Quand les séquelles sont durables : les solutions

Pour une partie des personnes, les séquelles restent durables et rendent la montée impossible ou trop dangereuse. Rester chez soi demande alors d'adapter le logement. Trois pistes, à discuter avec l'ergothérapeute :

  • Vivre de plain-pied si le logement le permet : chambre et salle d'eau au rez-de-chaussée suppriment le besoin de monter.
  • Le monte-escalier : le siège motorisé longe l'escalier et supprime l'effort comme le risque de chute dans les marches. C'est une réponse pertinente aux séquelles durables d'AVC lorsque l'étage doit rester accessible. Le choix du siège (accoudoirs, ceinture, assise pivotante) se fait en tenant compte du côté atteint.
  • La plateforme élévatrice si la personne se déplace en fauteuil roulant.

Le monte-escalier ne « remplace » pas la rééducation : il sécurise le quotidien pendant et après, selon l'évolution. Pour comprendre le sujet plus largement, consultez le dossier de référence sur la difficulté à monter les escaliers.

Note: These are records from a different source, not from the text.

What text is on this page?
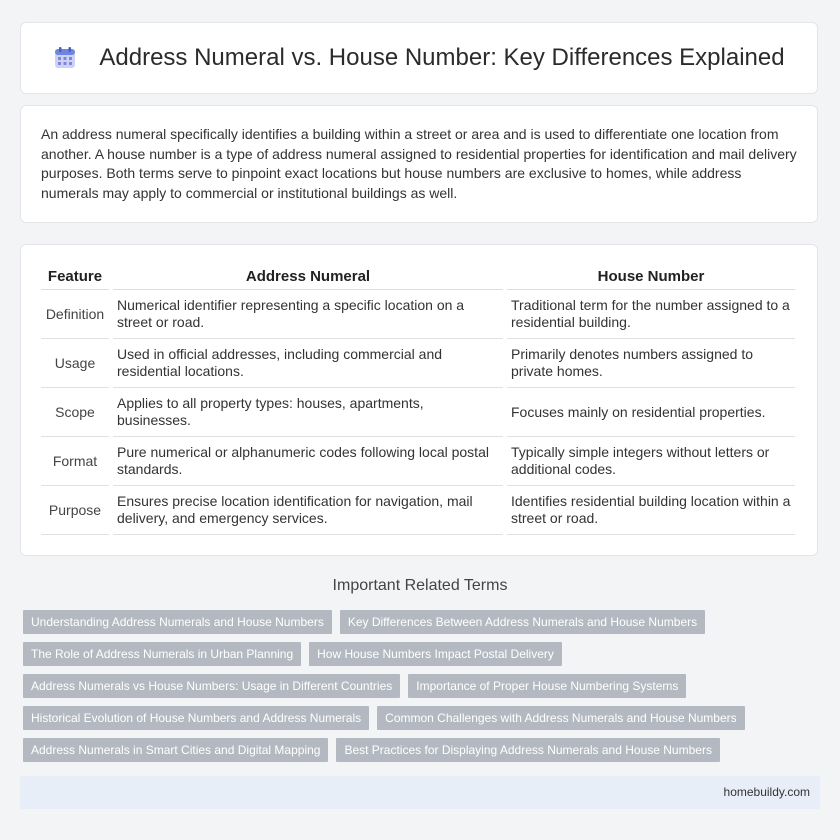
Address Numeral vs. House Number: Key Differences Explained

An address numeral specifically identifies a building within a street or area and is used to differentiate one location from another. A house number is a type of address numeral assigned to residential properties for identification and mail delivery purposes. Both terms serve to pinpoint exact locations but house numbers are exclusive to homes, while address numerals may apply to commercial or institutional buildings as well.

Feature	Address Numeral	House Number
Definition	Numerical identifier representing a specific location on a street or road.	Traditional term for the number assigned to a residential building.
Usage	Used in official addresses, including commercial and residential locations.	Primarily denotes numbers assigned to private homes.
Scope	Applies to all property types: houses, apartments, businesses.	Focuses mainly on residential properties.
Format	Pure numerical or alphanumeric codes following local postal standards.	Typically simple integers without letters or additional codes.
Purpose	Ensures precise location identification for navigation, mail delivery, and emergency services.	Identifies residential building location within a street or road.
Important Related Terms
Understanding Address Numerals and House Numbers	Key Differences Between Address Numerals and House Numbers
The Role of Address Numerals in Urban Planning	How House Numbers Impact Postal Delivery
Address Numerals vs House Numbers: Usage in Different Countries	Importance of Proper House Numbering Systems
Historical Evolution of House Numbers and Address Numerals	Common Challenges with Address Numerals and House Numbers
Address Numerals in Smart Cities and Digital Mapping	Best Practices for Displaying Address Numerals and House Numbers
homebuildy.com
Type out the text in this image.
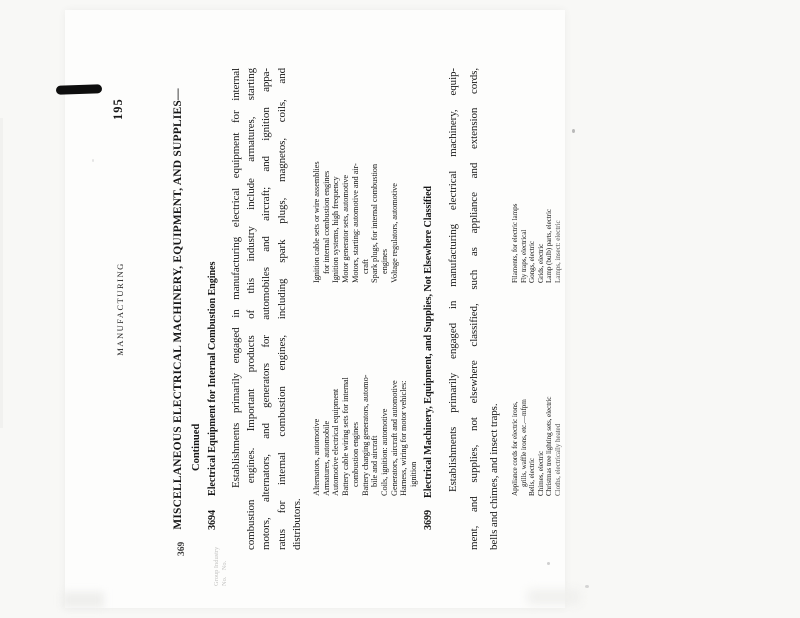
MANUFACTURING
195	MISCELLANEOUS ELECTRICAL MACHINERY, EQUIPMENT, AND SUPPLIES— Continued
369	Group Industry No.    No.
3694
Electrical Equipment for Internal Combustion Engines Establishments primarily engaged in manufacturing electrical equipment for internal combustion engines. Important products of this industry include armatures, starting motors, alternators, and generators for automobiles and aircraft; and ignition appa- ratus for internal combustion engines, including spark plugs, magnetos, coils, and distributors.
Alternators, automotive Armatures, automobile Automotive electrical equipment Battery cable wiring sets for internal combustion engines Battery charging generators, automo- bile and aircraft Coils, ignition: automotive Generators, aircraft and automotive Harness, wiring for motor vehicles: ignition
Ignition cable sets or wire assemblies for internal combustion engines Ignition systems, high frequency Motor generator sets, automotive Motors, starting: automotive and air- craft Spark plugs, for internal combustion engines Voltage regulators, automotive
3699
Electrical Machinery, Equipment, and Supplies, Not Elsewhere Classified Establishments primarily engaged in manufacturing electrical machinery, equip- ment, and supplies, not elsewhere classified, such as appliance and extension cords, bells and chimes, and insect traps.	Appliance cords for electric irons, grills, waffle irons, etc.—mfpm Bells, electric Chimes, electric Christmas tree lighting sets, electric Cloths, electrically heated
Filaments, for electric lamps Fly traps, electrical Gongs, electric Grids, electric Lamp (bulb) parts, electric Lamps, insect: electric
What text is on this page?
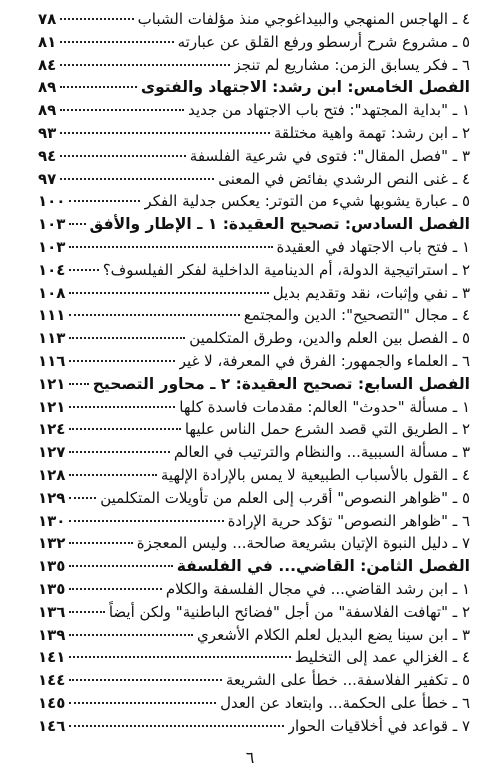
٤ ـ الهاجس المنهجي والبيداغوجي منذ مؤلفات الشباب
٧٨
٥ ـ مشروع شرح أرسطو ورفع القلق عن عبارته
٨١
٦ ـ فكر يسابق الزمن: مشاريع لم تنجز
٨٤
الفصل الخامس: ابن رشد: الاجتهاد والفتوى
٨٩
١ ـ "بداية المجتهد": فتح باب الاجتهاد من جديد
٨٩
٢ ـ ابن رشد: تهمة واهية مختلقة
٩٣
٣ ـ "فصل المقال": فتوى في شرعية الفلسفة
٩٤
٤ ـ غنى النص الرشدي بفائض في المعنى
٩٧
٥ ـ عبارة يشوبها شيء من التوتر: يعكس جدلية الفكر
١٠٠
الفصل السادس: تصحيح العقيدة: ١ ـ الإطار والأفق
١٠٣
١ ـ فتح باب الاجتهاد في العقيدة
١٠٣
٢ ـ استراتيجية الدولة، أم الدينامية الداخلية لفكر الفيلسوف؟
١٠٤
٣ ـ نفي وإثبات، نقد وتقديم بديل
١٠٨
٤ ـ مجال "التصحيح": الدين والمجتمع
١١١
٥ ـ الفصل بين العلم والدين، وطرق المتكلمين
١١٣
٦ ـ العلماء والجمهور: الفرق في المعرفة، لا غير
١١٦
الفصل السابع: تصحيح العقيدة: ٢ ـ محاور التصحيح
١٢١
١ ـ مسألة "حدوث" العالم: مقدمات فاسدة كلها
١٢١
٢ ـ الطريق التي قصد الشرع حمل الناس عليها
١٢٤
٣ ـ مسألة السببية... والنظام والترتيب في العالم
١٢٧
٤ ـ القول بالأسباب الطبيعية لا يمس بالإرادة الإلهية
١٢٨
٥ ـ "ظواهر النصوص" أقرب إلى العلم من تأويلات المتكلمين
١٢٩
٦ ـ "ظواهر النصوص" تؤكد حرية الإرادة
١٣٠
٧ ـ دليل النبوة الإتيان بشريعة صالحة... وليس المعجزة
١٣٢
الفصل الثامن: القاضي... في الفلسفة
١٣٥
١ ـ ابن رشد القاضي... في مجال الفلسفة والكلام
١٣٥
٢ ـ "تهافت الفلاسفة" من أجل "فضائح الباطنية" ولكن أيضاً
١٣٦
٣ ـ ابن سينا يضع البديل لعلم الكلام الأشعري
١٣٩
٤ ـ الغزالي عمد إلى التخليط
١٤١
٥ ـ تكفير الفلاسفة... خطأ على الشريعة
١٤٤
٦ ـ خطأ على الحكمة... وابتعاد عن العدل
١٤٥
٧ ـ قواعد في أخلاقيات الحوار
١٤٦
٦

Étudier une solution adaptée

Le rôle de l'ergothérapeute et le financement

L'ergothérapeute est le professionnel de référence pour l'aménagement : bilan à domicile, évaluation des capacités, choix du matériel adapté au côté atteint et à l'équilibre de la personne. Côté financement, plusieurs aides se cumulent : MaPrimeAdapt' (50 à 70 % du montant, dossier avant signature), TVA à 5,5 %, PCH via la MDPH, APA pour la perte d'autonomie, et aides des caisses de retraite comme la CARSAT Bretagne. Une assistante sociale ou le service social de l'établissement de rééducation peut vous aider à monter les dossiers. Le détail figure sur notre page aides & financement et notre page prix.

Questions fréquentes

Peut-on remonter les escaliers après un AVC ?
Souvent oui, mais cela dépend de chaque personne et se travaille progressivement en rééducation. Beaucoup de patients retrouvent la capacité de monter avec une rampe et l'accompagnement d'un kinésithérapeute ; d'autres gardent des séquelles durables (hémiplégie, troubles de l'équilibre) qui rendent l'escalier dangereux ou impossible. Le médecin de rééducation (MPR) et le kinésithérapeute évaluent ce qui est réaliste. Ces informations ne remplacent pas un avis médical.
Quand recommencer à monter un escalier après un AVC ?
Uniquement lorsque l'équipe soignante l'autorise et sous conditions de sécurité : jamais seul au début, toujours avec une main courante solide et, si nécessaire, la présence d'un aidant ou du kinésithérapeute. Reprendre trop tôt ou sans supervision expose à la chute, principale complication à éviter durant la récupération.
Quelles précautions pour monter les escaliers en toute sécurité après un AVC ?
Une main courante des deux côtés, un éclairage renforcé, des marches antidérapantes, de bonnes chaussures fermées, ne jamais se presser, et respecter la règle enseignée en rééducation (monter en menant avec la jambe la plus solide, descendre en menant avec la plus faible). En cas de fatigue, de vertige ou de trouble visuel, il faut s'arrêter. La supervision reste la règle tant que l'équilibre n'est pas fiable.
Le monte-escalier est-il adapté aux séquelles d'un AVC ?
Il peut l'être lorsque les séquelles sont durables et rendent la montée impossible ou trop risquée (hémiplégie, faiblesse d'un côté, troubles de l'équilibre persistants). Le monte-escalier supprime l'effort et le risque de chute dans l'escalier tout en permettant de rester chez soi. La décision se prend avec l'équipe de rééducation et, idéalement, un ergothérapeute qui vérifie l'adéquation du siège et des accoudoirs à la personne.
Qui peut aider à décider de l'aménagement du domicile ?
L'ergothérapeute est le professionnel clé : il réalise un bilan à domicile, évalue les capacités de la personne et préconise les adaptations (barres d'appui, réorganisation, monte-escalier, chambre au rez-de-chaussée). Le médecin MPR, le kinésithérapeute et l'assistante sociale complètent l'accompagnement, notamment pour les aides financières.
Quelles aides financières après un AVC pour adapter le logement ?
MaPrimeAdapt' (50 à 70 % du montant pour les ménages éligibles, dossier avant signature du devis), la TVA à 5,5 % en fourni-posé, la PCH (Prestation de compensation du handicap) via la MDPH pour les moins de 60 ans ou en cas de handicap reconnu, l'APA pour la perte d'autonomie, et les aides des caisses de retraite. Un travailleur social peut monter les dossiers.